Israele, Hamas pagò la madre per mentire sulla morte del bebè

Donne arabe piangono la morte della bebè

TEL AVIV/GAZA. – Leila al-Ghandour, la bebè palestinese di otto mesi che il mese scorso destò clamore e indignazione internazionale per la sua tragica morte ai margini di sanguinosi disordini sul confine di Gaza, torna suo malgrado alla ribalta. Israele sostiene adesso di aver nuove prove che la piccola morì per una malattia del sangue e che la famiglia attribuì falsamente la sua morte alla inalazione di gas lacrimogeni israeliani dopo aver ricevuto una cifra di 8.000 shekel (quasi duemila euro) dal leader di Hamas a Gaza Yihya Sinwar.

”Leila morì due volte: – ha affermato il portavoce del ministero degli esteri Emmanuel Nachshon – la prima per una malattia fatale di cui soffriva, e la seconda quando Hamas obbligò la sua famiglia a mentire sulle cause del decesso”. A riferire allo Shin Bet (il servizio di sicurezza israeliano) del versamento di denaro è stato Mahmud Omar (20), un membro delle Brigate dei martiri di al-Aqsa di al-Fatah, stretto parente di Leila, secondo cui la morte fu dovuta ad una malattia del sangue che l’anno precedente aveva già stroncato un altro bebè della famiglia.

Nei suoi interrogatori – sostiene lo Shin Bet – ha precisato che furono i fondi di Hamas a convincere i genitori ad addossare ad Israele la responsabilita’ della morte di Leila. In un primo momento le autorità mediche di Gaza inclusero il suo nome nella lista dei ‘martiri’ caduti nelle continue manifestazioni di Hamas al confine con Israele.

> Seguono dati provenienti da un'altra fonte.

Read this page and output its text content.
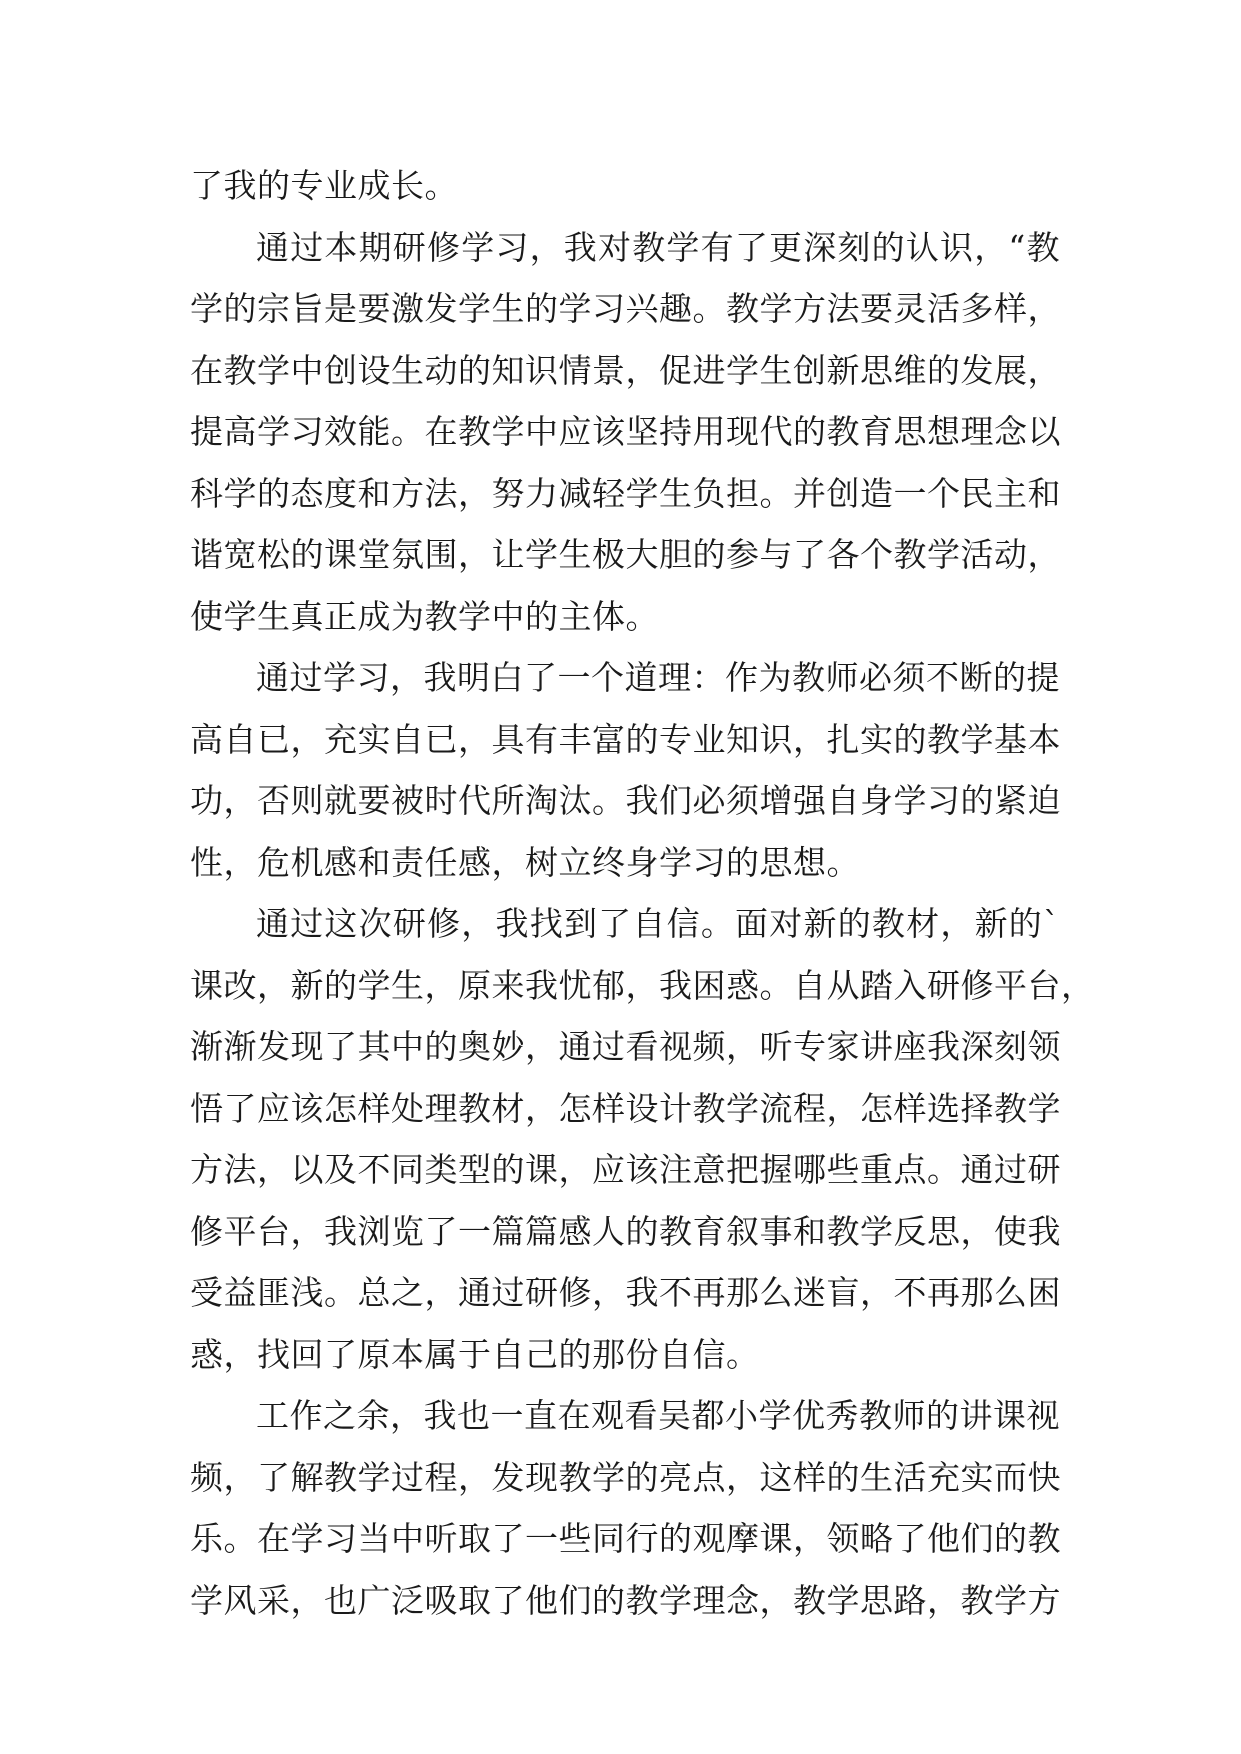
了我的专业成长。
通过本期研修学习，我对教学有了更深刻的认识，“教
学的宗旨是要激发学生的学习兴趣。教学方法要灵活多样，
在教学中创设生动的知识情景，促进学生创新思维的发展，
提高学习效能。在教学中应该坚持用现代的教育思想理念以
科学的态度和方法，努力减轻学生负担。并创造一个民主和
谐宽松的课堂氛围，让学生极大胆的参与了各个教学活动，
使学生真正成为教学中的主体。
通过学习，我明白了一个道理：作为教师必须不断的提
高自已，充实自已，具有丰富的专业知识，扎实的教学基本
功，否则就要被时代所淘汰。我们必须增强自身学习的紧迫
性，危机感和责任感，树立终身学习的思想。
通过这次研修，我找到了自信。面对新的教材，新的`
课改，新的学生，原来我忧郁，我困惑。自从踏入研修平台，
渐渐发现了其中的奥妙，通过看视频，听专家讲座我深刻领
悟了应该怎样处理教材，怎样设计教学流程，怎样选择教学
方法，以及不同类型的课，应该注意把握哪些重点。通过研
修平台，我浏览了一篇篇感人的教育叙事和教学反思，使我
受益匪浅。总之，通过研修，我不再那么迷盲，不再那么困
惑，找回了原本属于自己的那份自信。
工作之余，我也一直在观看吴都小学优秀教师的讲课视
频，了解教学过程，发现教学的亮点，这样的生活充实而快
乐。在学习当中听取了一些同行的观摩课，领略了他们的教
学风采，也广泛吸取了他们的教学理念，教学思路，教学方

Leila divenne allora un simbolo della volontà palestinese di scrollarsi di dosso il blocco della Striscia. Ma dopo che la stampa internazionale aveva avanzato dubbi sulla attendibilità della versione della famiglia il suo nome è stato rimosso. Tre settimane fa un responsabile del ministero ha detto che su Leila è stata condotta un’autopsia, ma a tutt’oggi l’esito non è stato pubblicato. Il suo nome comunque non figura più nella lista dei ‘martiri’.